Established in 1980, The Recruitment Marketing Awards are the UK’s leading industry awards for recruitment marketing and talent management, and regularly attract the UK’s leading employer brands including Amazon, Next, Balfour Beatty and even MI6 (The British Secret Intelligence Service).
This year’s Skill Shortage Resourcing category sought entries from employers and their respective agencies that clearly demonstrated the ability to recruit effectively in an area that is notoriously difficult, requiring effort and some unconventional thinking to overcome its obstacles.
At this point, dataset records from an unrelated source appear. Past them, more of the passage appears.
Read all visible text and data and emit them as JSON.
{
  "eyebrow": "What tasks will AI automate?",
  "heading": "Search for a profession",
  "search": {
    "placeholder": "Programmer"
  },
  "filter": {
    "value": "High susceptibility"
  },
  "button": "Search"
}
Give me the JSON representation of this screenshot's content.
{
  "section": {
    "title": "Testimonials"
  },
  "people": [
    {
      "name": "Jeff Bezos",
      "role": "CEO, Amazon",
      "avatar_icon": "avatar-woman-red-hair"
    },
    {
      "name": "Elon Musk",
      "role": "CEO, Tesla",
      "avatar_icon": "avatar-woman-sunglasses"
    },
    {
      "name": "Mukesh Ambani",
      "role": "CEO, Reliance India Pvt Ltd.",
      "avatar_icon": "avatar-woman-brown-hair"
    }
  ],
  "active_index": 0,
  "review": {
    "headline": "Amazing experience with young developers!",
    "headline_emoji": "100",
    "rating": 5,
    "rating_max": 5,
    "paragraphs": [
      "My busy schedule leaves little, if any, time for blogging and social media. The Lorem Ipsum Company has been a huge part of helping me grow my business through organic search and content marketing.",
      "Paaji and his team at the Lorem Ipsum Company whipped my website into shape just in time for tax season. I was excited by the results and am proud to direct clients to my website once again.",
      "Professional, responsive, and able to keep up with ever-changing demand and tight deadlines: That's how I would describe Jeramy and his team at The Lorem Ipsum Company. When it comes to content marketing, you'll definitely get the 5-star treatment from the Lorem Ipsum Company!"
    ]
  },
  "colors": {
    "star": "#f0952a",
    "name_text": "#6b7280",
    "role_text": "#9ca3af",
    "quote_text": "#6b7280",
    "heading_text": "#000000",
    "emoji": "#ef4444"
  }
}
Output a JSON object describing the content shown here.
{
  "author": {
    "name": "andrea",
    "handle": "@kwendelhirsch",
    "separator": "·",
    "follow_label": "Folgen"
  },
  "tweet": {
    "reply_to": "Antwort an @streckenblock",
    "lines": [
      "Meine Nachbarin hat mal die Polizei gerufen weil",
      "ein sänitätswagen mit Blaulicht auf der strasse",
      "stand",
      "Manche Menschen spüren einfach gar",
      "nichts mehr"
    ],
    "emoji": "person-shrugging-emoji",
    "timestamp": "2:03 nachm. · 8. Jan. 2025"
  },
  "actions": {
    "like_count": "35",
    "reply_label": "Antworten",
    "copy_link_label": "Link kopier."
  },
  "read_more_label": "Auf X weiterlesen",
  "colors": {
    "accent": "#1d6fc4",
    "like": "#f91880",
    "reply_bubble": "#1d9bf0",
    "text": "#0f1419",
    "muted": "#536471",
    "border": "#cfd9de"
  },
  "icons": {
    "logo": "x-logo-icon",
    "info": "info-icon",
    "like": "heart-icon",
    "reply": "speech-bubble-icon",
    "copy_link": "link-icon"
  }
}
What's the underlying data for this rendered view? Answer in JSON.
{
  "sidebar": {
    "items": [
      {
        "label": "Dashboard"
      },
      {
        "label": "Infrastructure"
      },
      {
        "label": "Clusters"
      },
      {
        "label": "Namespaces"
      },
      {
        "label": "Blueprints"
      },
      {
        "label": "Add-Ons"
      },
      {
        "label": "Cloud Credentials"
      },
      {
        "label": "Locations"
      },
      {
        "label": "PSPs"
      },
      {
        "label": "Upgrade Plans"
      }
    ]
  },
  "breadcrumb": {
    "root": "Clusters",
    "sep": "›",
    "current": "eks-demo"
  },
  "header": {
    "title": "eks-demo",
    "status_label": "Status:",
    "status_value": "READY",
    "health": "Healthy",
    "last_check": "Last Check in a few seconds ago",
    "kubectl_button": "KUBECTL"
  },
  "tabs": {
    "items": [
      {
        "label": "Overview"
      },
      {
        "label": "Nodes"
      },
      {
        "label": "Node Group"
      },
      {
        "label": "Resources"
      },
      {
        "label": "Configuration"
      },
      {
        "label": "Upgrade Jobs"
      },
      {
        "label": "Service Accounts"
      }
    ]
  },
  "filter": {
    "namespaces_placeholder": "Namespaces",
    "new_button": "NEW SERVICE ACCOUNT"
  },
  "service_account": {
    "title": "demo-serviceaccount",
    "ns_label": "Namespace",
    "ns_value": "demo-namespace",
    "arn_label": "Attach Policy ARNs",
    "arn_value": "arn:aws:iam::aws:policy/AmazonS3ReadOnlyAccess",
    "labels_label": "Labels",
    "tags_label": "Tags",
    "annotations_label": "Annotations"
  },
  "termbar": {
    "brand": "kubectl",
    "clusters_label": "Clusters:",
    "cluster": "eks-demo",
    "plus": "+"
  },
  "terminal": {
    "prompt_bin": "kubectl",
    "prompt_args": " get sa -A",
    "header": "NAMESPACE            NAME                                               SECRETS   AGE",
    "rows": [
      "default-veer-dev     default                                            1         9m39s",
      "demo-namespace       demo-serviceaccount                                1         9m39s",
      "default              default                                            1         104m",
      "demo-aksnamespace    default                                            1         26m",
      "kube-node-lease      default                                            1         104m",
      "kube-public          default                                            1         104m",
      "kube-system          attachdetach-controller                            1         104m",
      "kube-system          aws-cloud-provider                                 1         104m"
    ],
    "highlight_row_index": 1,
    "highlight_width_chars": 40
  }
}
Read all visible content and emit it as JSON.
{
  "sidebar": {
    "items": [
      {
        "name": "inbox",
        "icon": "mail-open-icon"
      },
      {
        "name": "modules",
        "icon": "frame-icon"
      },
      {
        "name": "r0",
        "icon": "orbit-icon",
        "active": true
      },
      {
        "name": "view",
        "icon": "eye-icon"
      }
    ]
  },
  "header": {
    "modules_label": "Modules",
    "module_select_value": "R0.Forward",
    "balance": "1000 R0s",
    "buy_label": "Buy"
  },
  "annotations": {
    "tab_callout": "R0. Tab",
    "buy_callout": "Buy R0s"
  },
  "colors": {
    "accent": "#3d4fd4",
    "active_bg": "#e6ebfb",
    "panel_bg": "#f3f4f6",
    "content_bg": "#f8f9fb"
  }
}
Healthdaq represented Northern Ireland’s Health and Social Care (NHS) at this year’s ceremony taking home the Best Skill Shortage Resourcing Campaign for the multi-award winning “HSC Workforce Appeal”, an initiative of the Department of Health Northern Ireland to boost workforce capacity during Covid.
In this category, Judges looked for entries that found a “needle in a haystack” and “the winning entry needed that moment of brilliance, that eureka moment, an initiative that defied the odds.”
“As of 30 June, this year, we carried more than 5,000 vacancies across the health and social care system. The largest numbers were vacancies in relation to nurses and midwives, with a total of 1,786 across the system. In addition to those vacancies, the system is experiencing a higher than normal rate of absence due to COVID-19. The latest available figures show that almost 1,900 staff are absent across the health and social care sector, ill with COVID-19 or self-isolating. That adds 2·6% to the absence rate across the system. I have taken action to try to address that issue through the HSC Workforce Appeal. The response, to date, has been positive, with more than 5,000 applications.”